While there may be nothing deep or poetic about Whip It, as a woman it’s great to watch a Hollywood film that caters to the ladies for a change. And not the woe- is- me finding the right man will make my life complete kind of lady, but rather the sexy, independent, let’s- kick- some ass kind of ladies.
Whip It stars Ellen Page as the unfortunately named Bliss Cavender, a teen from small town Texas trying to find some meaning in her life. Bliss’s mother Brooke (Marcia Gay Harden) hopes her daughter’s future lies in beauty pageants. From the very first scene however, we see that Bliss has no interest in being judged for her outer beauty. After a fateful trip to Austen Bliss discovers that where her passion truly lies is in the rough and tumble world of roller derby.
Page has been a great actress ever since her early days as Mr. Lahey’s daughter on Trailer Park Boys. While she’s strong here too as a mousy girl who finds confidence through sports and the support of other women, let’s hope Page starts to diversify her future film roles before she gets typecast as a smart-alecky indie girl. At least she didn’t have a weird age inappropriate relationship in this one.
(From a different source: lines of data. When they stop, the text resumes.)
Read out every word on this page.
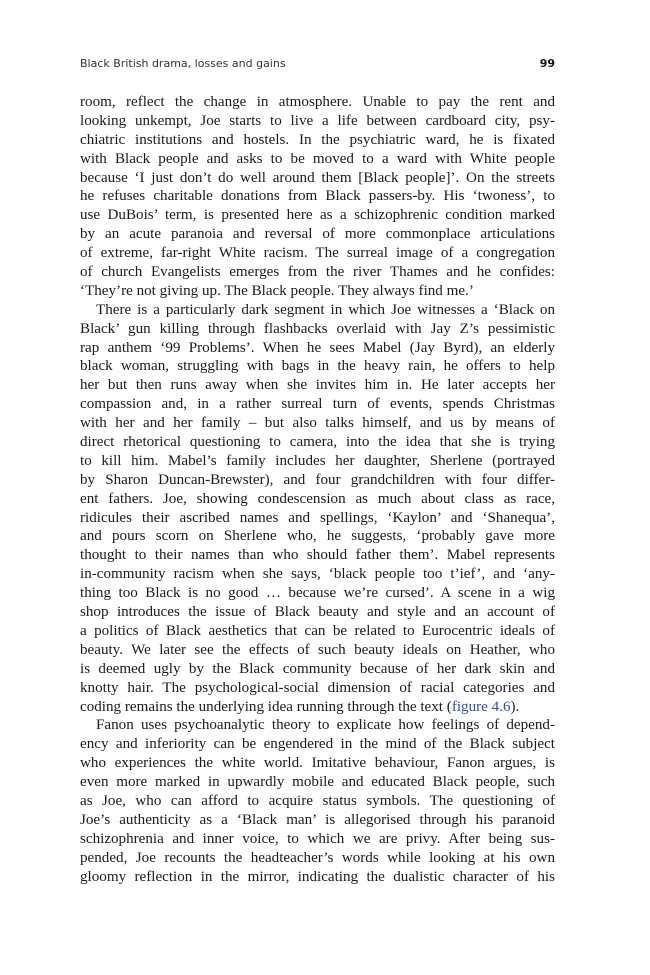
Black British drama, losses and gains	99
room, reflect the change in atmosphere. Unable to pay the rent and
looking unkempt, Joe starts to live a life between cardboard city, psy-
chiatric institutions and hostels. In the psychiatric ward, he is fixated
with Black people and asks to be moved to a ward with White people
because ‘I just don’t do well around them [Black people]’. On the streets
he refuses charitable donations from Black passers-by. His ‘twoness’, to
use DuBois’ term, is presented here as a schizophrenic condition marked
by an acute paranoia and reversal of more commonplace articulations
of extreme, far-right White racism. The surreal image of a congregation
of church Evangelists emerges from the river Thames and he confides:
‘They’re not giving up. The Black people. They always find me.’
There is a particularly dark segment in which Joe witnesses a ‘Black on
Black’ gun killing through flashbacks overlaid with Jay Z’s pessimistic
rap anthem ‘99 Problems’. When he sees Mabel (Jay Byrd), an elderly
black woman, struggling with bags in the heavy rain, he offers to help
her but then runs away when she invites him in. He later accepts her
compassion and, in a rather surreal turn of events, spends Christmas
with her and her family – but also talks himself, and us by means of
direct rhetorical questioning to camera, into the idea that she is trying
to kill him. Mabel’s family includes her daughter, Sherlene (portrayed
by Sharon Duncan-Brewster), and four grandchildren with four differ-
ent fathers. Joe, showing condescension as much about class as race,
ridicules their ascribed names and spellings, ‘Kaylon’ and ‘Shanequa’,
and pours scorn on Sherlene who, he suggests, ‘probably gave more
thought to their names than who should father them’. Mabel represents
in-community racism when she says, ‘black people too t’ief’, and ‘any-
thing too Black is no good … because we’re cursed’. A scene in a wig
shop introduces the issue of Black beauty and style and an account of
a politics of Black aesthetics that can be related to Eurocentric ideals of
beauty. We later see the effects of such beauty ideals on Heather, who
is deemed ugly by the Black community because of her dark skin and
knotty hair. The psychological-social dimension of racial categories and
coding remains the underlying idea running through the text (figure 4.6).
Fanon uses psychoanalytic theory to explicate how feelings of depend-
ency and inferiority can be engendered in the mind of the Black subject
who experiences the white world. Imitative behaviour, Fanon argues, is
even more marked in upwardly mobile and educated Black people, such
as Joe, who can afford to acquire status symbols. The questioning of
Joe’s authenticity as a ‘Black man’ is allegorised through his paranoid
schizophrenia and inner voice, to which we are privy. After being sus-
pended, Joe recounts the headteacher’s words while looking at his own
gloomy reflection in the mirror, indicating the dualistic character of his
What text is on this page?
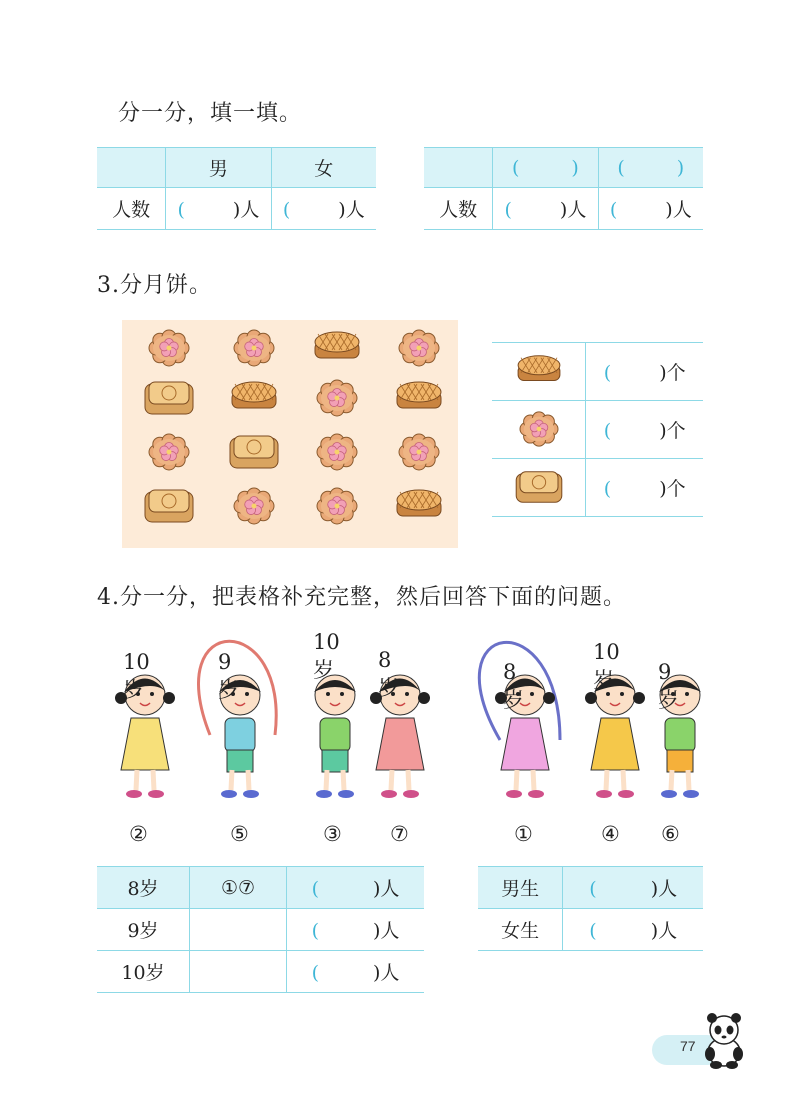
分一分，填一填。
	男	女
人数	( )人	( )人
	( )	( )
人数	( )人	( )人
3.分月饼。
	( )个
	( )个
	( )个
4.分一分，把表格补充完整，然后回答下面的问题。
10岁
②
9岁
⑤
10岁
③
8岁
⑦
8岁
①
10岁
④
9岁
⑥
8岁	①⑦	( )人
9岁		( )人
10岁		( )人
男生	( )人
女生	( )人
77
After joining the Austen Roller Derby League, Bliss quickly earns the nickname “Babe Ruthless” amongst her teammates and competitors. You learn that while the girls in the league all love kicking the crap out of each other on the rink, after the game they get in the hot tub and get drunk together.
Winning is important to them, but what’s more important is the sense of community they’ve created. It may sound cheesy written down, on screen it works.
As with most actor/directors, Barrymore can’t help but give herself an role in her film. She’s cute here (as always) as Smashley Simpson, a girl who loves the violence of the game more than scoring points. But the stand-out performance of the roller-derby girls is Juliette Lewis.
After running away from Hollywood for awhile to become a rock star, Lewis is back on the screen and hotter then she’s ever been as “Iron Maven”, the bad-ass queen of the roller derby. You wouldn’t want to mess with this broad in a dark alley on a Saturday night.
It’s pretty safe to say that Barrymore will be remembered as a performer rather than an auteur, but as she’s shown with her production company Flower Films, Barrymore knows how to make fun escapism very well. And that’s pretty kick ass.